Failure of a product within warranty time represents a complaint according to ISO13485:2016 and 21CFR820. Complaints have to be evaluated for Vigilance (Europe, Reportability to the authority) and MDR (FDA Medical Device Reporting). Product failure within warranty time has to be reported to the headquarter of Manufacturer within 20 days after awareness with the following data: (1) the name of the device; (2) the date the complaint was received; (3serial number; (4) the name, address, and phone number of the complainant; (5) the nature and details of the complaint; (6) the dates and results of the investigation; (7) any corrective action taken; and (8) any reply to the complainant.


17 Legal venue, applicable law and interpretation

1 The domicile of the Manufacturer shall be the legal venue for both the purchaser and the Manufacturer. However, the Manufacturer shall be entitled to commence legal action against the purchaser at the purchaser’s seat.

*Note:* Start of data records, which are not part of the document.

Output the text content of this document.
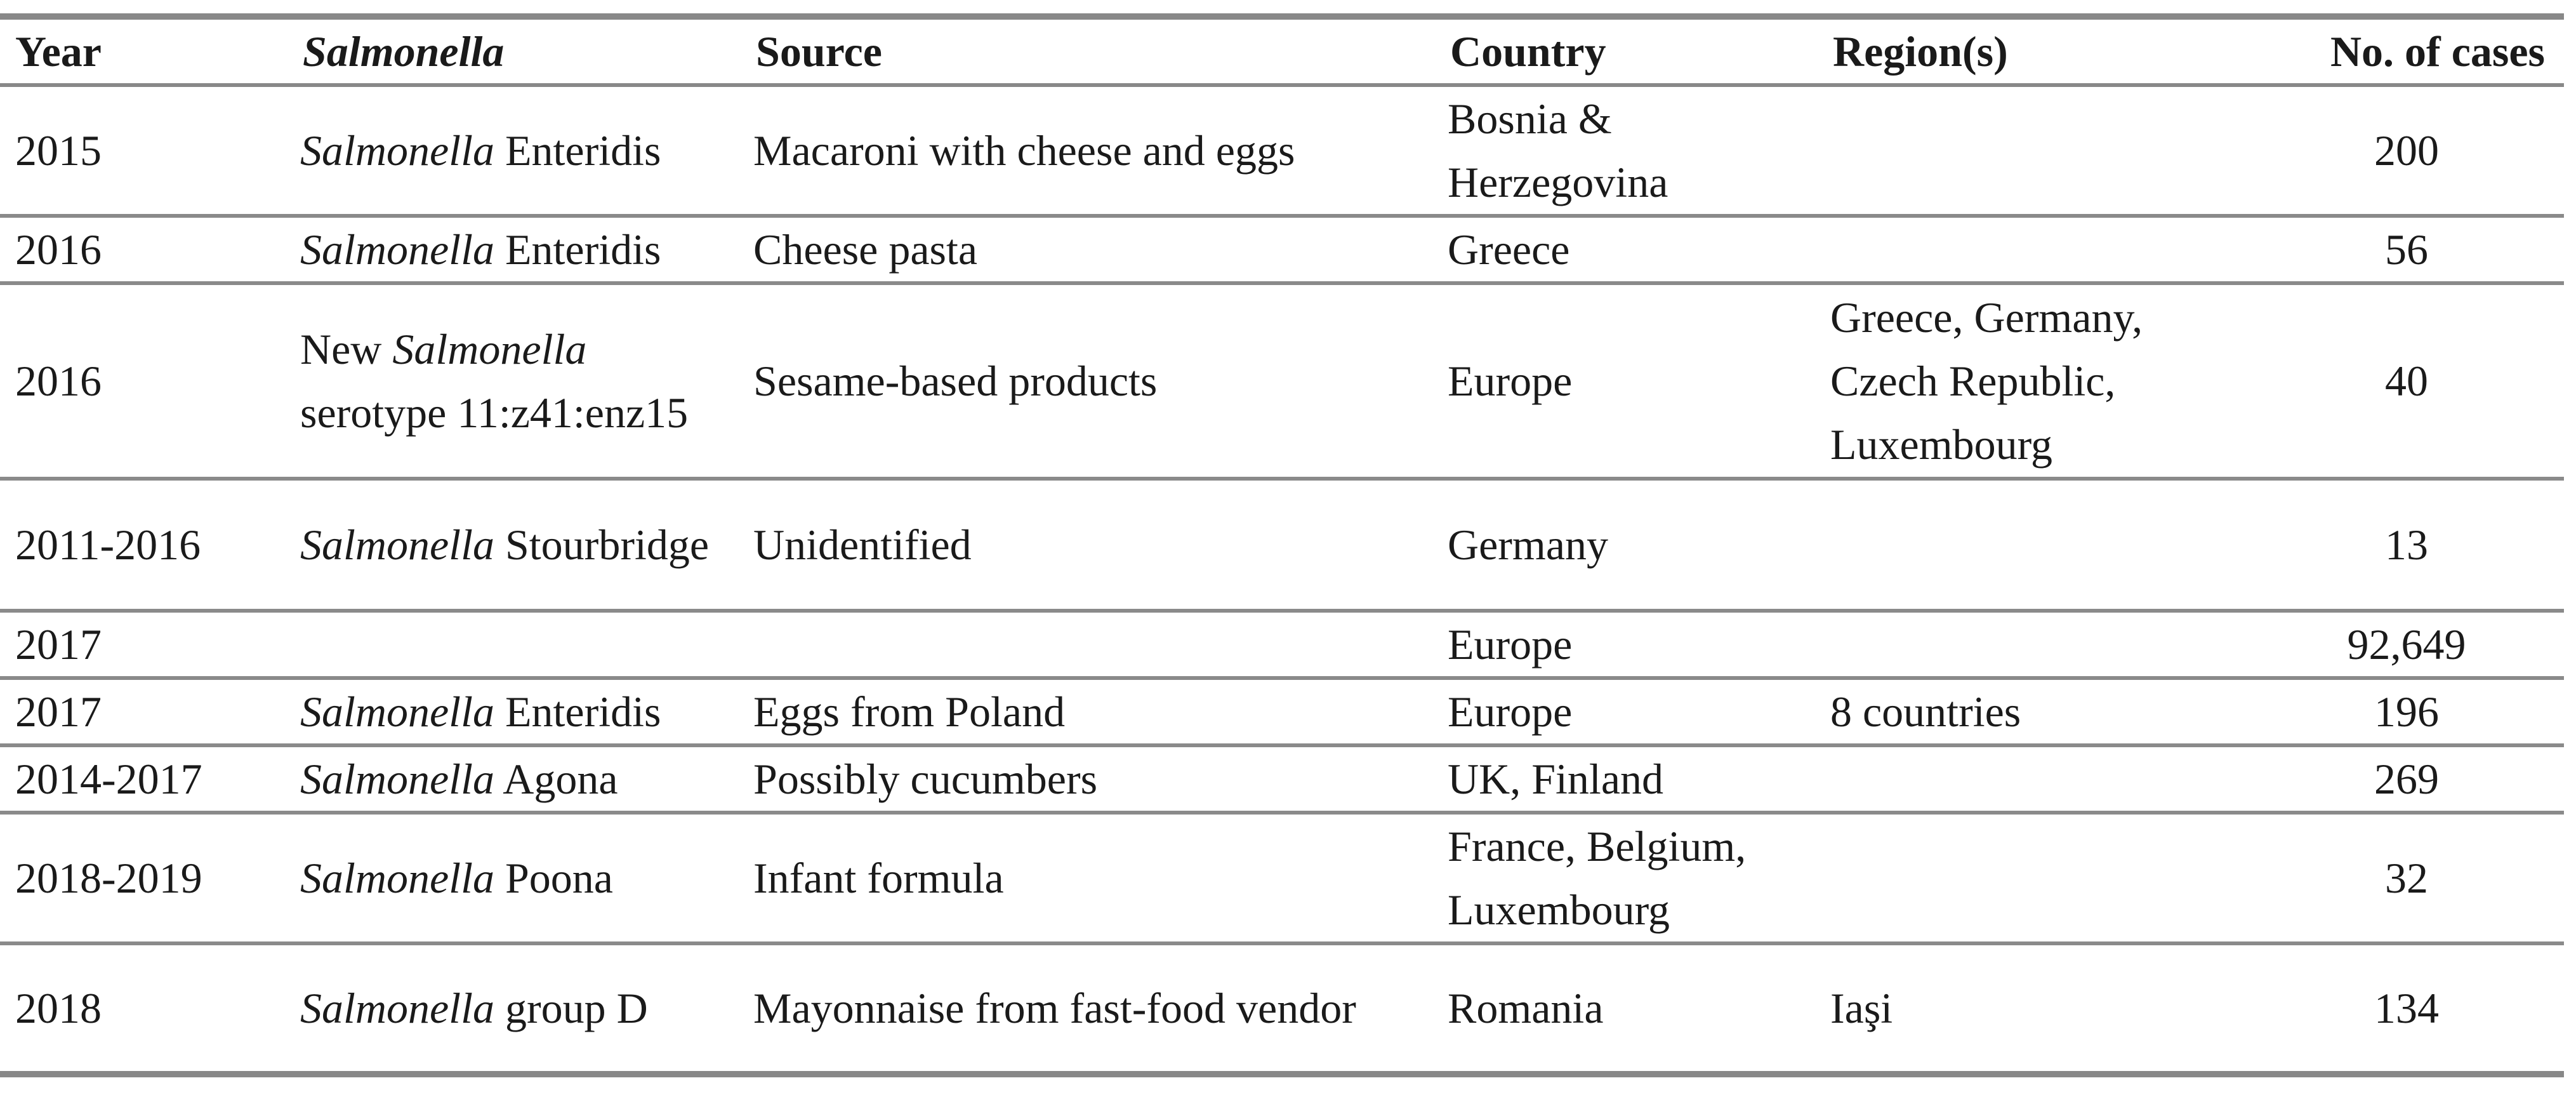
Year	Salmonella	Source	Country	Region(s)	No. of cases
2015	Salmonella Enteridis	Macaroni with cheese and eggs	Bosnia & Herzegovina		200
2016	Salmonella Enteridis	Cheese pasta	Greece		56
2016	New Salmonella serotype 11:z41:enz15	Sesame-based products	Europe	Greece, Germany, Czech Republic, Luxembourg	40
2011-2016	Salmonella Stourbridge	Unidentified	Germany		13
2017			Europe		92,649
2017	Salmonella Enteridis	Eggs from Poland	Europe	8 countries	196
2014-2017	Salmonella Agona	Possibly cucumbers	UK, Finland		269
2018-2019	Salmonella Poona	Infant formula	France, Belgium, Luxembourg		32
2018	Salmonella group D	Mayonnaise from fast-food vendor	Romania	Iaşi	134
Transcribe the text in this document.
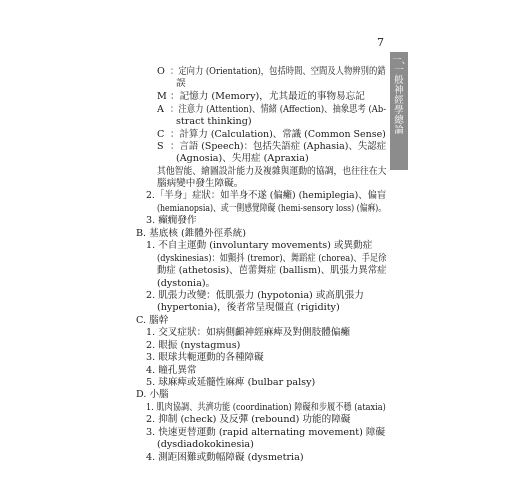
7
一、一般神經學總論
O ：定向力 (Orientation)，包括時間、空間及人物辨別的錯
誤
M ：記憶力 (Memory)，尤其最近的事物易忘記
A ：注意力 (Attention)、情緒 (Affection)、抽象思考 (Ab-
stract thinking)
C ：計算力 (Calculation)、常識 (Common Sense)
S ：言語 (Speech)：包括失語症 (Aphasia)、失認症
(Agnosia)、失用症 (Apraxia)
其他智能、繪圖設計能力及複雜與運動的協調，也往往在大
腦病變中發生障礙。
2.「半身」症狀：如半身不遂 (偏癱) (hemiplegia)、偏盲
(hemianopsia)、或一側感覺障礙 (hemi-sensory loss) (偏痳)。
3. 癲癇發作
B. 基底核 (錐體外徑系統)
1. 不自主運動 (involuntary movements) 或異動症
(dyskinesias)：如顫抖 (tremor)、舞蹈症 (chorea)、手足徐
動症 (athetosis)、芭蕾舞症 (ballism)、肌張力異常症
(dystonia)。
2. 肌張力改變：低肌張力 (hypotonia) 或高肌張力
(hypertonia)，後者常呈現僵直 (rigidity)
C. 腦幹
1. 交叉症狀：如病側顱神經痳痺及對側肢體偏癱
2. 眼振 (nystagmus)
3. 眼球共軛運動的各種障礙
4. 瞳孔異常
5. 球麻痺或延髓性麻痺 (bulbar palsy)
D. 小腦
1. 肌肉協調、共濟功能 (coordination) 障礙和步履不穩 (ataxia)
2. 抑制 (check) 及反彈 (rebound) 功能的障礙
3. 快速更替運動 (rapid alternating movement) 障礙
(dysdiadokokinesia)
4. 測距困難或動幅障礙 (dysmetria)
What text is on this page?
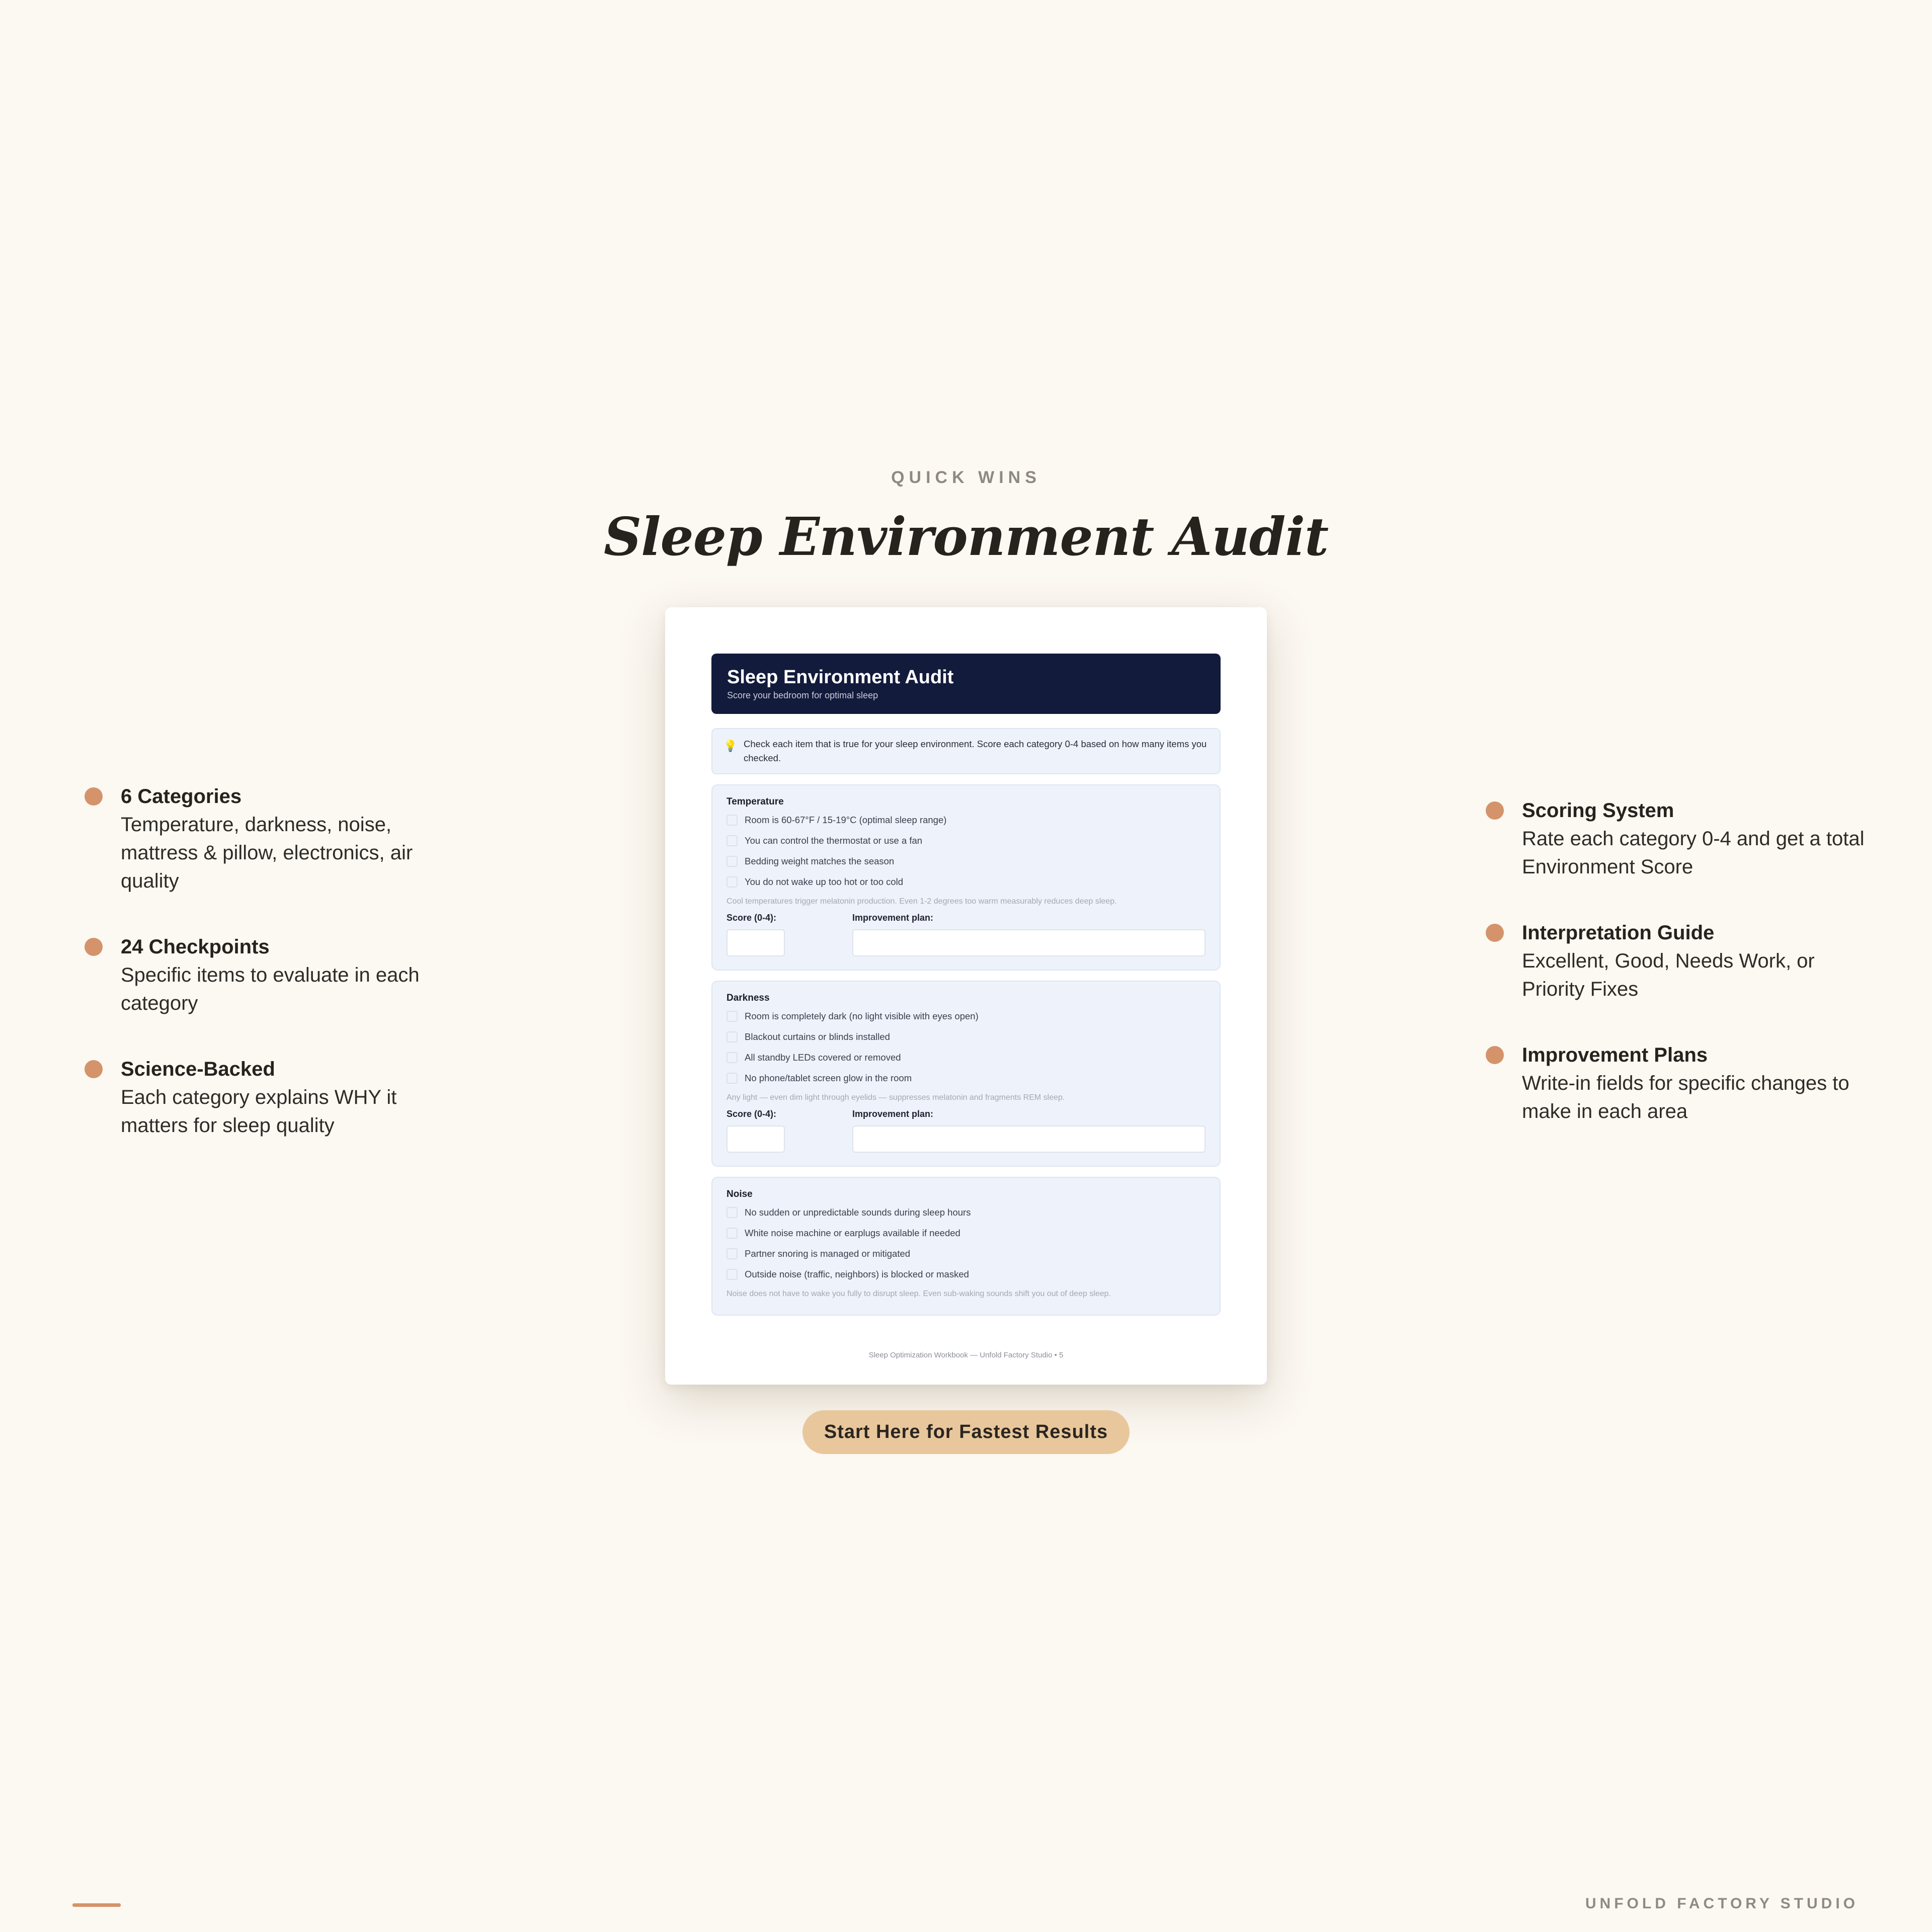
QUICK WINS
Sleep Environment Audit
6 Categories
Temperature, darkness, noise, mattress & pillow, electronics, air quality
24 Checkpoints
Specific items to evaluate in each category
Science-Backed
Each category explains WHY it matters for sleep quality
Scoring System
Rate each category 0-4 and get a total Environment Score
Interpretation Guide
Excellent, Good, Needs Work, or Priority Fixes
Improvement Plans
Write-in fields for specific changes to make in each area
Sleep Environment Audit
Score your bedroom for optimal sleep
💡 Check each item that is true for your sleep environment. Score each category 0-4 based on how many items you checked.
Temperature
Room is 60-67°F / 15-19°C (optimal sleep range)
You can control the thermostat or use a fan
Bedding weight matches the season
You do not wake up too hot or too cold
Cool temperatures trigger melatonin production. Even 1-2 degrees too warm measurably reduces deep sleep.
Score (0-4):	Improvement plan:
Darkness
Room is completely dark (no light visible with eyes open)
Blackout curtains or blinds installed
All standby LEDs covered or removed
No phone/tablet screen glow in the room
Any light — even dim light through eyelids — suppresses melatonin and fragments REM sleep.
Score (0-4):	Improvement plan:
Noise
No sudden or unpredictable sounds during sleep hours
White noise machine or earplugs available if needed
Partner snoring is managed or mitigated
Outside noise (traffic, neighbors) is blocked or masked
Noise does not have to wake you fully to disrupt sleep. Even sub-waking sounds shift you out of deep sleep.
Sleep Optimization Workbook — Unfold Factory Studio • 5
Start Here for Fastest Results
UNFOLD FACTORY STUDIO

2 The legal relationship shall be governed by Swiss substantive law to the exclusion of international conventions, including the United Nations Convention on Contracts for the International Sale of Goods of 11 April 1980 (CISG), and to the exclusion of conflict of laws rules.

3 The legally binding version of these GTC is the German version. If versions in other languages contain contradictions, misunderstandings or errors due to the translation, the German version shall be valid.


18 Further Provisions

1 The most recent version of the Privacy Policy applies to the storage and processing of personal data. It can be accessed at

2 These GTC, the General Terms and Conditions of Purchase and the Privacy Policy may be amended from time to time. The Manufacturer requests that the current terms and conditions be read carefully with each order.

3 Should individual provisions of these GTC be invalid or ineffective, this shall not affect the validity of the remaining provisions and these GTC as a whole.